Dossier

"Wir sind unser eigenes Lager" FDP als Single

Bündnisfragen spielten für die FDP diesmal keinerlei Rolle. Kein Antrag, kein Redebeitrag beschäftigte sich beim FDP-Bundesparteitag am Wochenende in München mit der Frage, mit wem aus FDP-Sicht künftig am besten liberale Politik in Deutschland durchgesetzt werden kann. Guido Westerwelle, seit sieben Jahren Parteivorsitzender, seit zehn Jahren in der Opposition, setzte ganz bewusst auf freidemokratische Eigenständigkeit: ""Wir sind nicht zuerst Koalitionspartner (...) wir sind unser eigenes Lager."

SPD-Chef Kurt Beck und seinem Ampel-Werben aus dem nicht weit entfernten Nürnberg zeigte der FDP-Vormann demonstrativ die kalte Schulter. Von der "neuen Offenheit" in Koalitionsfragen, die erst nach den Landtagswahlen in Hessen und Hamburg von der FDP-Führung verkündet worden war, sprach auch sonst niemand. Kräfte- und Themen-Sammeln für das Wahljahr war vielmehr angesagt.

Die Kernkompetenz der FDP

Die FDP verfolgte in München vor allem zwei Ziele. Als erste Partei legte sie ein geschlossenes Konzept in der Steuerpolitik - Westerwelle: "die Kernkompetenz der FDP" - vor. Zum anderen schrieb sie sich wie schon lange nicht mehr die bürgerlichen Freiheiten auf die Fahnen. "Es war die beste Rede, die er je auf einem Parteitag gehalten hat", befand Parteipatriarch Hans-Dietrich Genscher anschließend.

Leidenschaftlich wie selten bei dieser Frage geißelte der FDP-Chef die "Salamitaktik" beim Abbau von Datenschutz und Bürgerrechten - ob beim Staat oder bei Privatunternehmen. Die Schlagzeilen über die Bespitzelungen bei der Telekom hatten auch ihn schockiert. Doch in München wurden vor allem die anstehenden Wahlkämpfe in Bayern und im Bund eingeläutet.

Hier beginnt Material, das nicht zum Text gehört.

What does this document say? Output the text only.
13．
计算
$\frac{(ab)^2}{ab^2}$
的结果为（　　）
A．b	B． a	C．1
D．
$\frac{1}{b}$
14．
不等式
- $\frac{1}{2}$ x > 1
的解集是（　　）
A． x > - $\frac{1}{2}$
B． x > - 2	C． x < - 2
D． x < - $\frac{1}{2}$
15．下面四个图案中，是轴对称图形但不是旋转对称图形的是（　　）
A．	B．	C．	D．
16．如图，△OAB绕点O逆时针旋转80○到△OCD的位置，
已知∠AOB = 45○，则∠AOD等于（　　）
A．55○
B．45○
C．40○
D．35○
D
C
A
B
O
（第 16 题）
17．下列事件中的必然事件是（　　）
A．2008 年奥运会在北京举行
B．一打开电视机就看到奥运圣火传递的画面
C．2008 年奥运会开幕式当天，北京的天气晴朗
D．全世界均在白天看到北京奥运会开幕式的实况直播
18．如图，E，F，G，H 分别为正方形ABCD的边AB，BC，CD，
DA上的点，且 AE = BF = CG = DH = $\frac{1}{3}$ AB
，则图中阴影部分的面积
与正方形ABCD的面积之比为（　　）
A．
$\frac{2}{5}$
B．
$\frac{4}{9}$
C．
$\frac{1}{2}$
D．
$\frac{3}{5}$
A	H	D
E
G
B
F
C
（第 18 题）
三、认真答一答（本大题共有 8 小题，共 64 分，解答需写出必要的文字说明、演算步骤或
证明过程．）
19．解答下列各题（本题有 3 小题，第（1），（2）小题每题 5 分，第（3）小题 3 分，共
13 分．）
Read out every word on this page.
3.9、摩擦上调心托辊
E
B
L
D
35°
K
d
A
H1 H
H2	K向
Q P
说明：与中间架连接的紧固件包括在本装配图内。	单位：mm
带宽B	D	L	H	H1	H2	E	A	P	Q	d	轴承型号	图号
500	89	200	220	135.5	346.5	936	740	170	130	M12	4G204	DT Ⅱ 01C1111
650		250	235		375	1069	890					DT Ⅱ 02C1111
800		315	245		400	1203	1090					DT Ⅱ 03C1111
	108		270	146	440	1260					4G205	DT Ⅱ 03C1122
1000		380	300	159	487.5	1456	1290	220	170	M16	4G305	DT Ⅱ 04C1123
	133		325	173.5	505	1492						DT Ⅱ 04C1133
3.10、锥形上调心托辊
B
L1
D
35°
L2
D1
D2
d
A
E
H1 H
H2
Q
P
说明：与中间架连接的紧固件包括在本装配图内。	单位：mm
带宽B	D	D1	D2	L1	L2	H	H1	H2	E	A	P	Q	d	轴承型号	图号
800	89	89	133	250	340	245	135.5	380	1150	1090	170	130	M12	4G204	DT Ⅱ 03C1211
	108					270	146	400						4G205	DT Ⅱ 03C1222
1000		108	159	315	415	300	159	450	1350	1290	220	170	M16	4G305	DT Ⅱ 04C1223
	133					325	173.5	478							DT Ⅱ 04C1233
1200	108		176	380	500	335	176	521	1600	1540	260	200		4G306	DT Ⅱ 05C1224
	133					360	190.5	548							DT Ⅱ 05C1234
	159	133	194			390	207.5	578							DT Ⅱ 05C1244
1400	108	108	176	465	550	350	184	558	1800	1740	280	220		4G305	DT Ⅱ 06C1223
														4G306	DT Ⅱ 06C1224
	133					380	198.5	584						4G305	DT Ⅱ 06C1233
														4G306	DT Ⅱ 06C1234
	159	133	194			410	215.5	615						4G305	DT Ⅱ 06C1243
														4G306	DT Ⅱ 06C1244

Anwalt der vergessenen Mitte

Westerwelles neues Steckenpferd mit dem Slogan "Wir sind der Anwalt der vergessenen Mitte" ist inzwischen FDP-Programm. Als erster hatte der FDP-Vormann beim Dreikönigstreffen 2007 die mit Steuern und Abgaben belastete Mittelschicht als Adressaten der FDP-Politik entdeckt. Inzwischen ist das fast Allgemeingut bei den Parteien.

Bei der Umsetzung wird es schwieriger. Auch bei der FDP, wie die heftige Debatte über ein schlüssiges Steuerkonzept am Sonntag zeigte. Das Ringen bei diesem Thema war zugleich ein innerparteiliches Schaulaufen der potenziellen Ministerkandidaten, sollte die FDP mal wieder den Sprung in die Bundesregierung schaffen.

Da gibt's was zu verteilen

Die Parteivizes Andreas Pinkwart und Rainer Brüderle sowie FDP-Finanzenpapst Hermann Otto Solms sind seit München startbereit: "Es geht auf die Wahl zu, da gibt's was zu verteilen", sagte ein FDP-Mann. Mit einer Aufstockung der Steuerentlastung von 28 auf 33 Milliarden Euro fanden Pinkwart und Solms in letzter Parteitagsminute schließlich einen Kompromiss.

Die Partei der Nächstenliebe

Das Gegrummel im Vorfeld des Parteitags, die Kritik auch führender Liberaler an einer fehlenden Wertedebatte und einer zu engen Bandbreite des FDP-Angebots war am Ende des Parteikonvents wieder verstummt. Westerwelles Signal war: Ich habe verstanden. Selbst das Wort "Nächstenliebe" tauchte in seiner Rede auf.

Neben den Bürgerrechten besetzte er auch das Thema Außenpolitik wieder stärker. Sie war einst ein Markenzeichen der FDP. Westerwelles Außenminister-Ambitionen sind parteiintern inzwischen unstrittig. Bei dem Thema Bildung dagegen - früher ebenfalls ein Steckenpferd der FDP - fehlen weiter neue Impulse und Köpfe.

Die Deppen der Nation

"Die FDP ist ein Team", besänftigte Westerwelle Kritiker seines Führungsstils. Und er könne das Gerede über einen fehlenden "philosophisch-intellektuellen" Tiefgang auch nicht mehr hören. Wie zum Beweis drosch Westerwelle schließlich mit Wonne auf die große Koalition ein: "Bei dieser Regierung sind alle, die arbeiten, die Deppen der Nation." Und er versicherte: "Ich habe nicht die Absicht, die volksnahe Sprache den anderen zu überlassen."